D’une part, en ce qui concerne la mise à la charge de l’Etat de la somme de 1 000 euros au titre de l’article L. 761-1 du code de justice administrative, le préfet de la Seine-Saint-Denis ne justifie d’aucune mesure d’exécution. D’autre part, en ce qui concerne l’injonction de renouvellement du titre de séjour de M. A… B… C…, ni le préfet de la Seine-Saint-Denis, ni le préfet de l’Essonne, ne démontrent avoir procédé à ce renouvellement, étant précisé que le domicile de l’intéressé est, à la date du présent jugement, situé au 260 rue Marchand et Feraoun à Fleury-Merogis et que ce renouvellement incombe au préfet de l’Essonne.
Il résulte de ce qui précède que les conclusions à fin de non-lieu présentées par le préfet de la Seine-Saint-Denis doivent être rejetées et qu’il y a lieu de prononcer à l’encontre de l’Etat, à défaut pour le préfet de la Seine-Saint-Denis ou tout préfet territorialement compétent de justifier du versement effectif de la somme de de 1 000 euros au titre de l’article L. 761-1 du code de justice administrative dans un délai de deux mois à compter de la notification du présent jugement, et pour le préfet de l’Essonne ou tout préfet territorialement compétent de justifier du renouvellement du titre de séjour de M. A… B… C… dans le même délai, une astreinte de 50 euros par jour de retard jusqu’à la date à laquelle le jugement précité aura reçu pleinement exécution.
Sur les frais liés au litige :
Dans les circonstances de l’espèce, il y a lieu de mettre à la charge de l’Etat le versement à M. A… B… C… de la somme de 1 000 euros en application des dispositions de l’article L. 761-1 du code de justice administrative.
D E C I D E :
Article 1er : Une astreinte est prononcée à l’encontre de l’État, s’il ne justifie pas avoir, dans les deux mois suivant la notification du présent jugement, exécuté les articles 2 et 3 du jugement n° 2005953 du 10 juin 2021 et jusqu’à la date de cette exécution.
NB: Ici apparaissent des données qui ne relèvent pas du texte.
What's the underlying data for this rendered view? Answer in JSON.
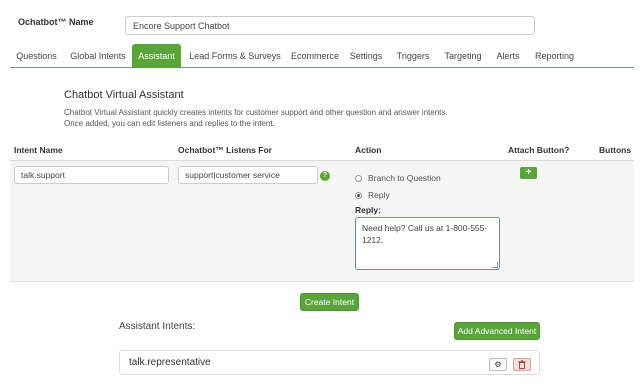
{
  "header": {
    "name_label": "Ochatbot™ Name",
    "name_value": "Encore Support Chatbot"
  },
  "tabs": [
    {
      "label": "Questions",
      "active": false
    },
    {
      "label": "Global Intents",
      "active": false
    },
    {
      "label": "Assistant",
      "active": true
    },
    {
      "label": "Lead Forms & Surveys",
      "active": false
    },
    {
      "label": "Ecommerce",
      "active": false
    },
    {
      "label": "Settings",
      "active": false
    },
    {
      "label": "Triggers",
      "active": false
    },
    {
      "label": "Targeting",
      "active": false
    },
    {
      "label": "Alerts",
      "active": false
    },
    {
      "label": "Reporting",
      "active": false
    }
  ],
  "section": {
    "title": "Chatbot Virtual Assistant",
    "desc_line1": "Chatbot Virtual Assistant quickly creates intents for customer support and other question and answer intents.",
    "desc_line2": "Once added, you can edit listeners and replies to the intent."
  },
  "columns": {
    "intent_name": "Intent Name",
    "listens_for": "Ochatbot™ Listens For",
    "action": "Action",
    "attach_button": "Attach Button?",
    "buttons": "Buttons"
  },
  "form": {
    "intent_name_value": "talk.support",
    "listens_for_value": "support|customer service",
    "help_icon_glyph": "?",
    "action_options": [
      {
        "label": "Branch to Question",
        "checked": false
      },
      {
        "label": "Reply",
        "checked": true
      }
    ],
    "reply_label": "Reply:",
    "reply_value": "Need help? Call us at 1-800-555-1212.",
    "plus_glyph": "+"
  },
  "buttons": {
    "create_intent": "Create Intent",
    "add_advanced_intent": "Add Advanced Intent"
  },
  "assistant_intents": {
    "title": "Assistant Intents:",
    "items": [
      {
        "name": "talk.representative",
        "gear_icon": "gear-icon",
        "trash_icon": "trash-icon"
      }
    ]
  },
  "colors": {
    "accent_green": "#5aa53a",
    "trash_bg": "#f4dede"
  }
}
Le taux de cette astreinte est fixé à 50 euros par jour à compter de l’expiration du délai de deux mois suivant la notification du présent jugement.
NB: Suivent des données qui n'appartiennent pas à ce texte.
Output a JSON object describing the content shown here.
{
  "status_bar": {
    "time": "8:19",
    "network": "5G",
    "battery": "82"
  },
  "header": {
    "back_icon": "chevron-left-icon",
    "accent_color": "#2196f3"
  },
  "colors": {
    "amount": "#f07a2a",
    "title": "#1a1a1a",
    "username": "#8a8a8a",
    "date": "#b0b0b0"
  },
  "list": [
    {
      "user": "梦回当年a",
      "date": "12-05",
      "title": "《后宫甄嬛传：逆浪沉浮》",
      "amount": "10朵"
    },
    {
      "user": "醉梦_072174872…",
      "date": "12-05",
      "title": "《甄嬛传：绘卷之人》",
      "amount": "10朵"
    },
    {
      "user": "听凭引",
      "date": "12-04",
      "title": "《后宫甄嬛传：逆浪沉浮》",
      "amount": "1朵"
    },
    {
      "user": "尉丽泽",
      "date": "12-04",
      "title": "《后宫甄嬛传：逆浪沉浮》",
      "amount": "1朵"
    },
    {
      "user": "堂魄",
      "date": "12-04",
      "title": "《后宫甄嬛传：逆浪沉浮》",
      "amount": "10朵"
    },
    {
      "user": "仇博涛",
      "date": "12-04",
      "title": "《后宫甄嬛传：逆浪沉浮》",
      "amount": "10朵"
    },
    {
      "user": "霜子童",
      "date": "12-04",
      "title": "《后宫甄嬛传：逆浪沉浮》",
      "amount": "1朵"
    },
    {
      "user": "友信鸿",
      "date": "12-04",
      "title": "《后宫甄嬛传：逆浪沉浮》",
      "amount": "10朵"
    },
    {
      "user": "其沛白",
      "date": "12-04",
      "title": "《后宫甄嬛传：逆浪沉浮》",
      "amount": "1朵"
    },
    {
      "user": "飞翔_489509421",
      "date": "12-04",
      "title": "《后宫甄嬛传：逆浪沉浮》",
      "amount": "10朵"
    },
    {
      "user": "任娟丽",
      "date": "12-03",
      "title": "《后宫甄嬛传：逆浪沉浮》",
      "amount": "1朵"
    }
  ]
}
Article 2 : Le préfet de la Seine-Saint-Denis, le préfet de l’Essonne ou tout préfet territorialement compétent communiqueront au tribunal la copie des actes justifiant des mesures prises pour l’exécution du jugement n° 2005953 du 10 juin 2021.
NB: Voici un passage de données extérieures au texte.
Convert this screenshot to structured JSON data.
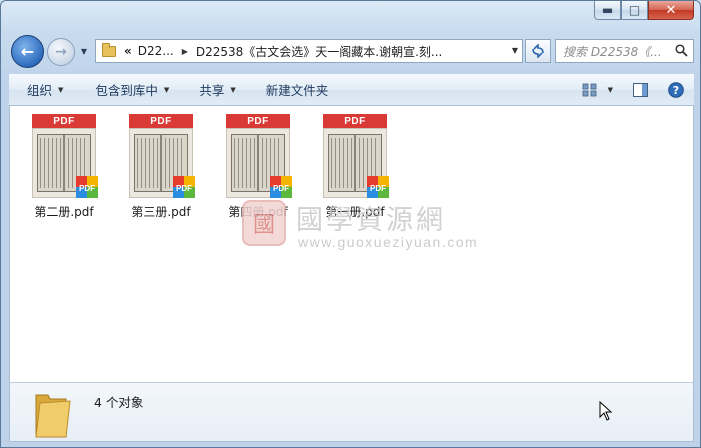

Article 3 : L’Etat versera à M. A… B… C… la somme de 1 000 euros au titre de l’article L. 761-1 du code de justice administrative.
Article 4 : Le surplus des conclusions de la requête est rejeté.
Article 5 : Le présent jugement sera notifié à M. B… A… B… C…, au préfet de la Seine-Saint-Denis et au préfet de l’Essonne.
Délibéré après l’audience du 26 juin 2025, à laquelle siégeaient :
M. Toutain, président,
M. Aymard, premier conseiller,
Mme Ghazi Fakhr, première conseillère.
Rendu public par mise à disposition au greffe le 10 juillet 2025.
Le rapporteur,
F. Aymard
Le président,
E. Toutain
La greffière,
C. Yen Pon
La République mande et ordonne au préfet de la Seine-Saint-Denis, au préfet de l’Essonne ou au préfet territorialement compétent, en ce qui le concerne, ou à tous commissaires de justice à ce requis, en ce qui concerne les voies de droit commun contre les parties privées, de pourvoir à l’exécution de la présente décision.